This is question many doctors, chiropractors, dentists and other covered entities ask themselves. You'll hear the term “Protected Health Information” or “PHI” a lot when reading about the Health Insurance Portability and Accountability Act of 1996. It's somewhat of a catch-all term used to describe any file, document or other media that contains personally identifiable health information. For a better understanding of PHI and how it's used, keep reading.

The HIPAA Privacy Rule defines PHI as “individually identifiable health information” that's held, used and/or transmitted by a covered entity or business associate. It's a common assumption that PHI only refers to digital files, but this simply isn't true. PHI may come in the form of digital files, paper files, videotapes, audio takes, and any other medium. So don't assume the HIPAA Rules don't apply to your practice's files just because they are in paper format.

In other words, Protected Health Information is any document or media – paper or digital format – that contains information about the patient's identify.

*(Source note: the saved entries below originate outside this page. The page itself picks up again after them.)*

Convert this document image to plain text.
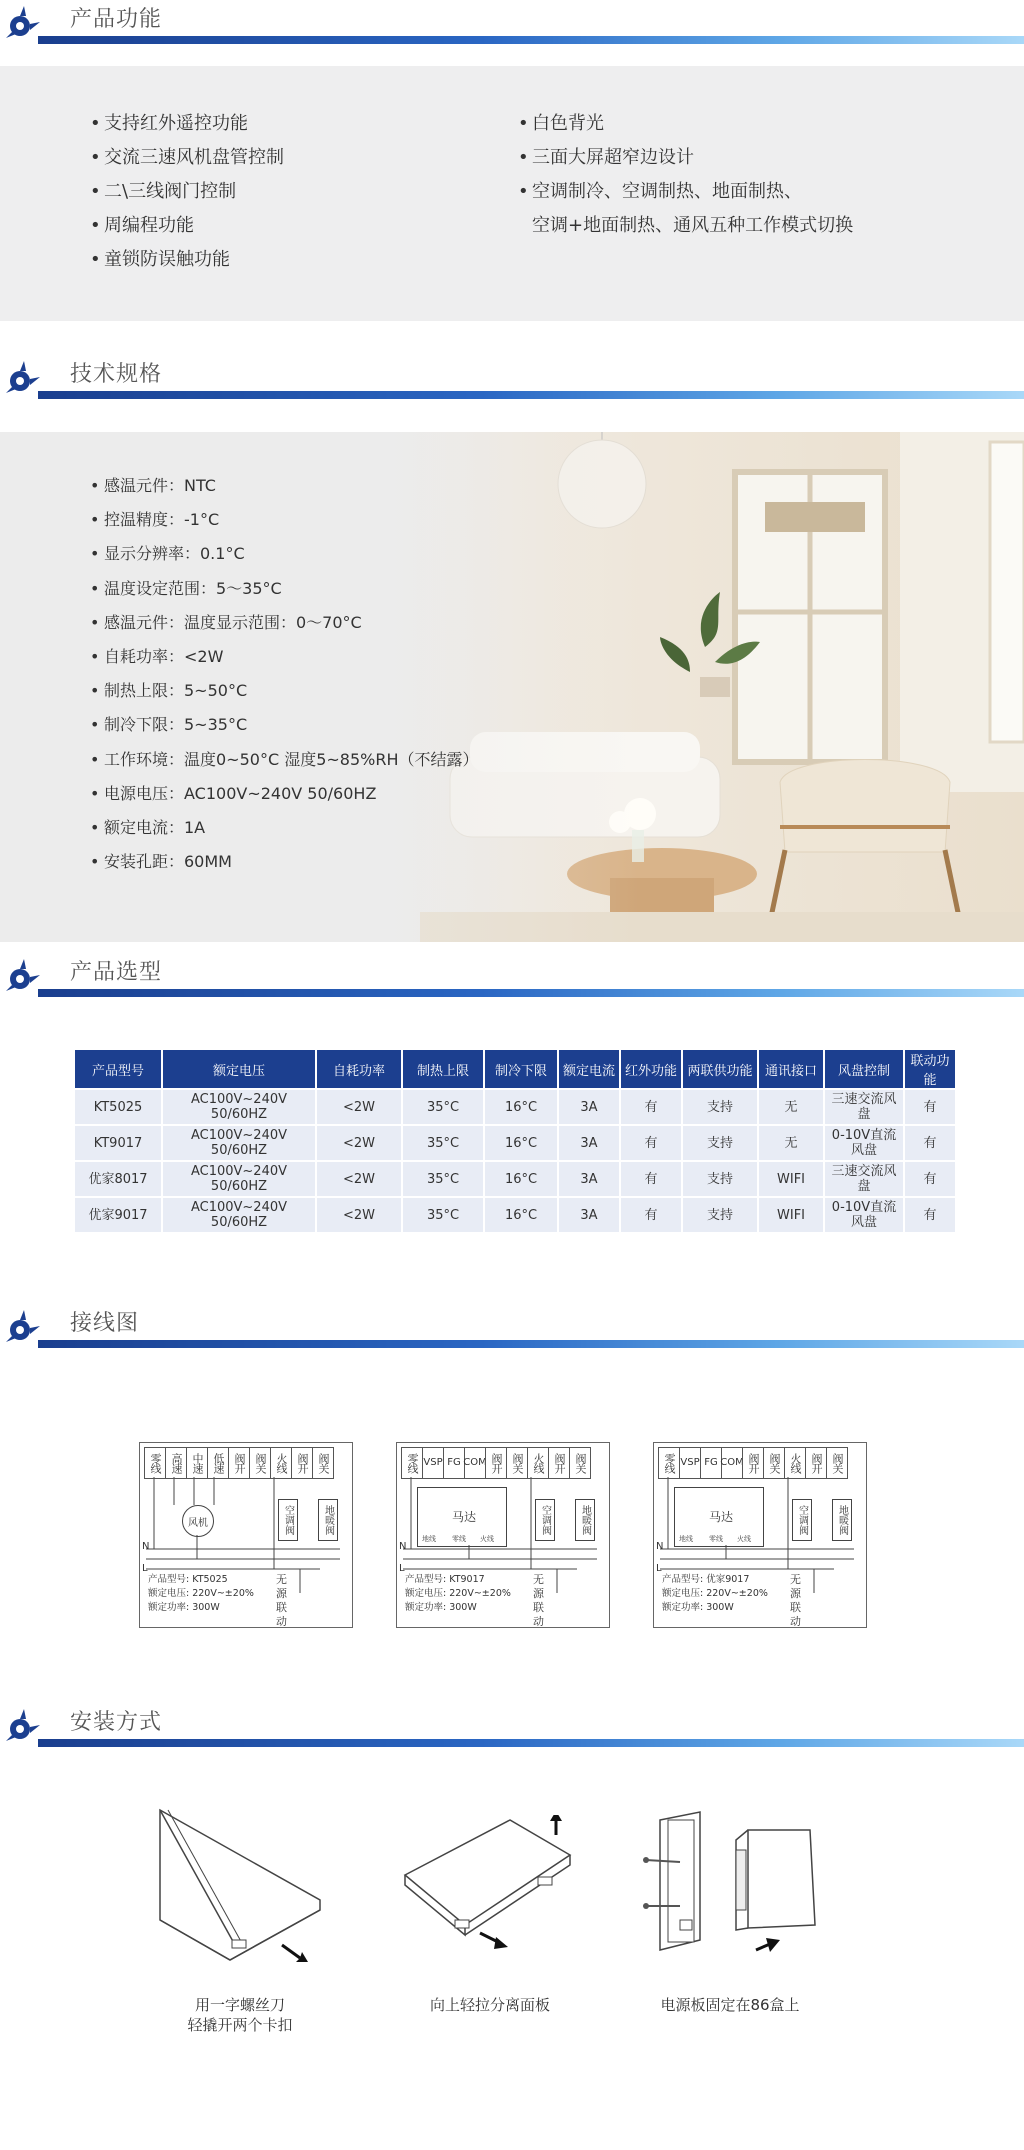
产品功能
• 支持红外遥控功能
• 交流三速风机盘管控制
• 二\三线阀门控制
• 周编程功能
• 童锁防误触功能
• 白色背光
• 三面大屏超窄边设计
• 空调制冷、空调制热、地面制热、
空调+地面制热、通风五种工作模式切换
技术规格
• 感温元件：NTC
• 控温精度：-1°C
• 显示分辨率：0.1°C
• 温度设定范围：5～35°C
• 感温元件：温度显示范围：0～70°C
• 自耗功率：<2W
• 制热上限：5~50°C
• 制冷下限：5~35°C
• 工作环境：温度0~50°C 湿度5~85%RH（不结露）
• 电源电压：AC100V~240V 50/60HZ
• 额定电流：1A
• 安装孔距：60MM
产品选型
产品型号	额定电压	自耗功率	制热上限	制冷下限	额定电流	红外功能	两联供功能	通讯接口	风盘控制	联动功能
KT5025	AC100V~240V 50/60HZ	<2W	35°C	16°C	3A	有	支持	无	三速交流风盘	有
KT9017	AC100V~240V 50/60HZ	<2W	35°C	16°C	3A	有	支持	无	0-10V直流风盘	有
优家8017	AC100V~240V 50/60HZ	<2W	35°C	16°C	3A	有	支持	WIFI	三速交流风盘	有
优家9017	AC100V~240V 50/60HZ	<2W	35°C	16°C	3A	有	支持	WIFI	0-10V直流风盘	有
接线图
零线 高速 中速 低速 阀开 阀关 火线 阀开 阀关
风机	空调阀	地暖阀
N
L
产品型号: KT5025
额定电压: 220V~±20%
额定功率: 300W
无源联动
零线 VSP FG COM 阀开 阀关 火线 阀开 阀关
马达
地线 零线 火线
空调阀	地暖阀
N
L
产品型号: KT9017
额定电压: 220V~±20%
额定功率: 300W
无源联动
零线 VSP FG COM 阀开 阀关 火线 阀开 阀关
马达
地线 零线 火线
空调阀	地暖阀
N
L
产品型号: 优家9017
额定电压: 220V~±20%
额定功率: 300W
无源联动
安装方式
用一字螺丝刀
轻撬开两个卡扣
向上轻拉分离面板	电源板固定在86盒上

This may include, but not limited to, the patient's physical health condition, the patient's mental health condition, provisions of healthcare to the patient, the patient's name, the patient's address, the patient's date of birth, social security numbers, etc.

Just because a document contains information about health conditions doesn't necessarily make it PHI. A document outlining the average demographic for health insurance customers, for instance, does not contain any personally identifiable elements; therefore, it's not PHI and is excluded from the HIPAA Rules which dictate such documents.

As noted by the Health and Human Services (HHS) website, neither the employment records of a covered entity nor the Family Educational Rights and Privacy Act (FERPA) records constitute PHI.

While keeping PHI safe by following the HIPAA Security, Privacy and Administrative Rules are one solution to avoiding violations, another is to “deidentify” the information. As the name suggests, this involves removing any personally identifiable elements from the document, such as names, addresses, social security numbers, and the other aforementioned elements.

There's a great deal of confusion amongst covered entities regarding what's Protected Health Information and what's not. If a document only contains patients' zip codes, the entity may assume it's not PHI. But in reality, any demographic information is PHI. This is one instance where it's best to play it safe by treating all documents with personally identifiable elements as PHI.